My pita bread has a mind of its own. It decided to bubble up all over the place and not just in the center. Next time I’m hoping they get the perfect pocket.
I guess this time they are just trying out a new style. They want to be pita bread with a million cargo pockets. Who I am I to judge some fashion forward pita bread?
Despite the lack of perfectly centered pockets, these guys are delicious. I just might be looking forward to my pita sandwich in tomorrow’s lunch already.
Recipe from The Fannie Farmer Baking Book
- 1 package dry yeast
- 1 1/2 cups warm water
- 2 t salt
- 1 T canola oil
- 3 1/2 – 4 cups all purpose flour
- Sprinkle yeast over warm water in a large bowl and let stand a few minutes to dissolve. When dissolved, add the salt, oil and 2 cups of the flour. Beat until the mixture is smooth. Gradually add enough of the remaining flour to make a manageable dough, then turn out onto a lightly floured surface.
- Knead the dough for about 10 – 12 minutes*, sprinkling on more flour as necessary to keep it from being too sticky. Continue kneading until it is smooth and elastic.

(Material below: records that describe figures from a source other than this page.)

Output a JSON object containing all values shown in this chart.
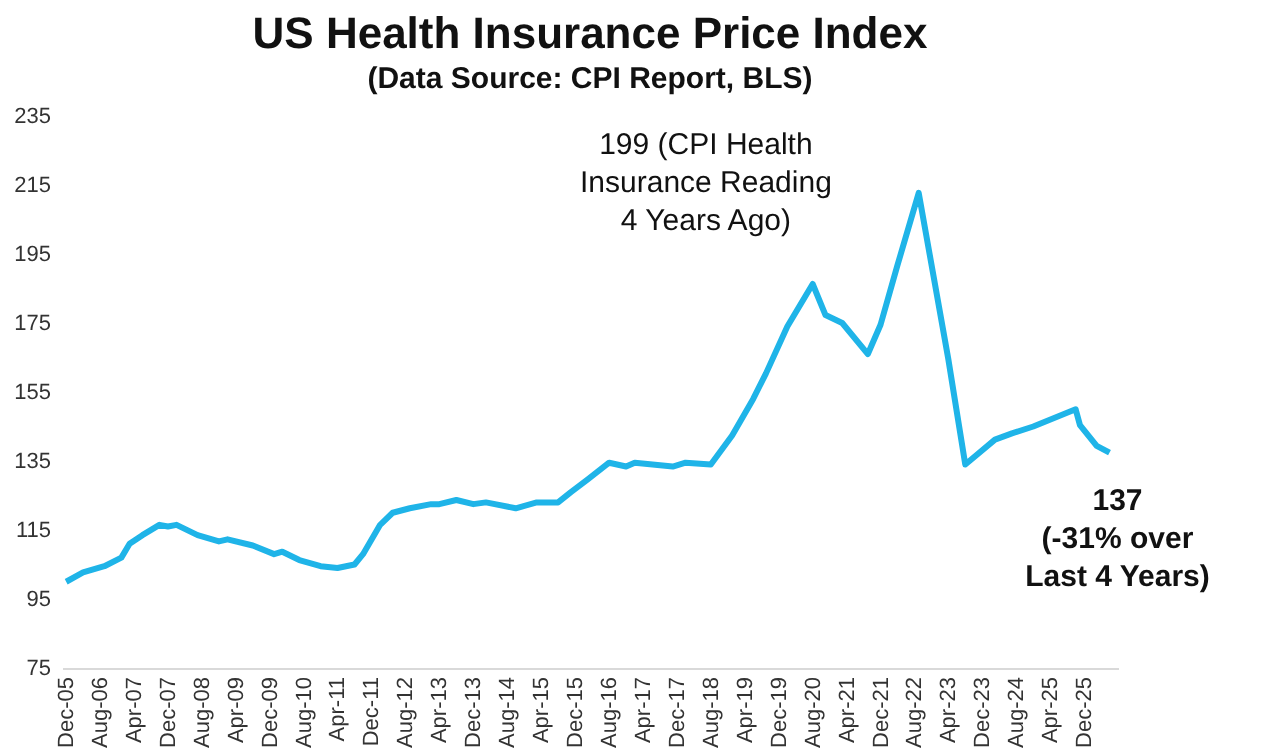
{
  "chart_data": {
    "type": "line",
    "title": "US Health Insurance Price Index",
    "subtitle": "(Data Source: CPI Report, BLS)",
    "x": [
      "2005-12",
      "2006-04",
      "2006-09",
      "2007-01",
      "2007-03",
      "2007-06",
      "2007-10",
      "2007-12",
      "2008-02",
      "2008-07",
      "2008-12",
      "2009-02",
      "2009-08",
      "2010-01",
      "2010-03",
      "2010-07",
      "2010-12",
      "2011-04",
      "2011-08",
      "2011-10",
      "2012-02",
      "2012-05",
      "2012-09",
      "2013-02",
      "2013-04",
      "2013-08",
      "2013-12",
      "2014-03",
      "2014-10",
      "2015-03",
      "2015-08",
      "2015-11",
      "2016-03",
      "2016-08",
      "2016-12",
      "2017-02",
      "2017-11",
      "2018-02",
      "2018-08",
      "2019-01",
      "2019-06",
      "2019-09",
      "2020-02",
      "2020-08",
      "2020-11",
      "2021-03",
      "2021-09",
      "2021-12",
      "2022-04",
      "2022-09",
      "2023-04",
      "2023-08",
      "2024-03",
      "2024-07",
      "2024-12",
      "2025-10",
      "2025-11",
      "2026-03",
      "2026-06"
    ],
    "series": [
      {
        "color": "#1fb4e8",
        "values": [
          100,
          102.7,
          104.5,
          107,
          111,
          113.5,
          116.5,
          116,
          116.5,
          113.5,
          111.7,
          112.3,
          110.5,
          108,
          108.7,
          106.3,
          104.5,
          104,
          105,
          108,
          116.5,
          120,
          121.3,
          122.5,
          122.5,
          123.7,
          122.5,
          123,
          121.3,
          123,
          123,
          126,
          129.7,
          134.5,
          133.4,
          134.5,
          133.4,
          134.5,
          134,
          142.4,
          153,
          160.4,
          174,
          186.3,
          177.3,
          175,
          166,
          174.5,
          191.7,
          212.7,
          164.6,
          134,
          141.2,
          143,
          145,
          150,
          145.4,
          139.4,
          137.4
        ]
      }
    ],
    "ylim": [
      75,
      235
    ],
    "yticks": [
      75,
      95,
      115,
      135,
      155,
      175,
      195,
      215,
      235
    ],
    "xlim": [
      "2005-11",
      "2026-08"
    ],
    "xticks": [
      {
        "value": "2005-12",
        "label": "Dec-05"
      },
      {
        "value": "2006-08",
        "label": "Aug-06"
      },
      {
        "value": "2007-04",
        "label": "Apr-07"
      },
      {
        "value": "2007-12",
        "label": "Dec-07"
      },
      {
        "value": "2008-08",
        "label": "Aug-08"
      },
      {
        "value": "2009-04",
        "label": "Apr-09"
      },
      {
        "value": "2009-12",
        "label": "Dec-09"
      },
      {
        "value": "2010-08",
        "label": "Aug-10"
      },
      {
        "value": "2011-04",
        "label": "Apr-11"
      },
      {
        "value": "2011-12",
        "label": "Dec-11"
      },
      {
        "value": "2012-08",
        "label": "Aug-12"
      },
      {
        "value": "2013-04",
        "label": "Apr-13"
      },
      {
        "value": "2013-12",
        "label": "Dec-13"
      },
      {
        "value": "2014-08",
        "label": "Aug-14"
      },
      {
        "value": "2015-04",
        "label": "Apr-15"
      },
      {
        "value": "2015-12",
        "label": "Dec-15"
      },
      {
        "value": "2016-08",
        "label": "Aug-16"
      },
      {
        "value": "2017-04",
        "label": "Apr-17"
      },
      {
        "value": "2017-12",
        "label": "Dec-17"
      },
      {
        "value": "2018-08",
        "label": "Aug-18"
      },
      {
        "value": "2019-04",
        "label": "Apr-19"
      },
      {
        "value": "2019-12",
        "label": "Dec-19"
      },
      {
        "value": "2020-08",
        "label": "Aug-20"
      },
      {
        "value": "2021-04",
        "label": "Apr-21"
      },
      {
        "value": "2021-12",
        "label": "Dec-21"
      },
      {
        "value": "2022-08",
        "label": "Aug-22"
      },
      {
        "value": "2023-04",
        "label": "Apr-23"
      },
      {
        "value": "2023-12",
        "label": "Dec-23"
      },
      {
        "value": "2024-08",
        "label": "Aug-24"
      },
      {
        "value": "2025-04",
        "label": "Apr-25"
      },
      {
        "value": "2025-12",
        "label": "Dec-25"
      }
    ],
    "annotations": [
      {
        "text": "199 (CPI Health\nInsurance Reading\n4 Years Ago)",
        "x": "2022-06",
        "y": 199
      },
      {
        "text": "137\n(-31% over\nLast 4 Years)",
        "x": "2026-06",
        "y": 137
      }
    ],
    "grid": false,
    "legend": false,
    "marker": "none",
    "line_style": "solid"
  }
}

Place in a large greased bowl, cover with a towel and let rise in a warm place until double in bulk (1-2 hours).
- Turn the dough out onto a floured surface and shape into a long, ropelike cylinder. Cut into twelve equal sections. Form each section into a smooth round about the size of a golf ball by gently pulling the sides down and pinching them together where they meet at the bottom. Set the balls aside on a floured surface and cover with a towel. Allow to rest for about 5 minutes.
- Use a rolling pin to roll each ball into a flat, pancake like disk about 6 inches across and less than 1/4 inch thick. As they are formed, set the disks aside on a floured surface and cover lightly with a towel. Don’t let them touch. Allow to rest for about 2o minutes before baking. These are baked in relays like cookies, depending on your oven setup. I cooked one at a time.
- In the meantime, preheat the oven to 500 degrees F and line the rack with a baking stone or tiles. (I used my pizza stone.) If you don’t have cooking tiles or a stone you can use a large iron skillet or iron griddle in the oven. The pita must be baked on a hot surface to obtain the maximum puff.
- Open the oven door and gently toss as many pita on the hot baking surface as will fit comfortably — they should not touch. You may be able to fit as many as six; if you are using a skillet or stone you might only have room for 1 or 2 at a time. Don’t open the door for 1 minute, then take a look. The disks will have puffed into high, rounded domes. Bake for 2 minutes in all, then remove them with a spatula and transfer to racks to cool; they will gradually deflate. Bake the remaining pita the same way.
- When completely cool, stack them and press down gently to remove the air. Store in tightly closed plastic bags in the refrigerator. Freeze if you plan to keep them longer than 2 days.
Recipe makes twelve 6-inch pitas. Mine made 11 of varying sizes around 6 inches. I’m hoping to have a kitchen scale someday so I can ensure then that they’ll be equal in size.
* I kneaded mine for a fraction of the 10-12 minutes … making sure that when I was done it was compact and elastic.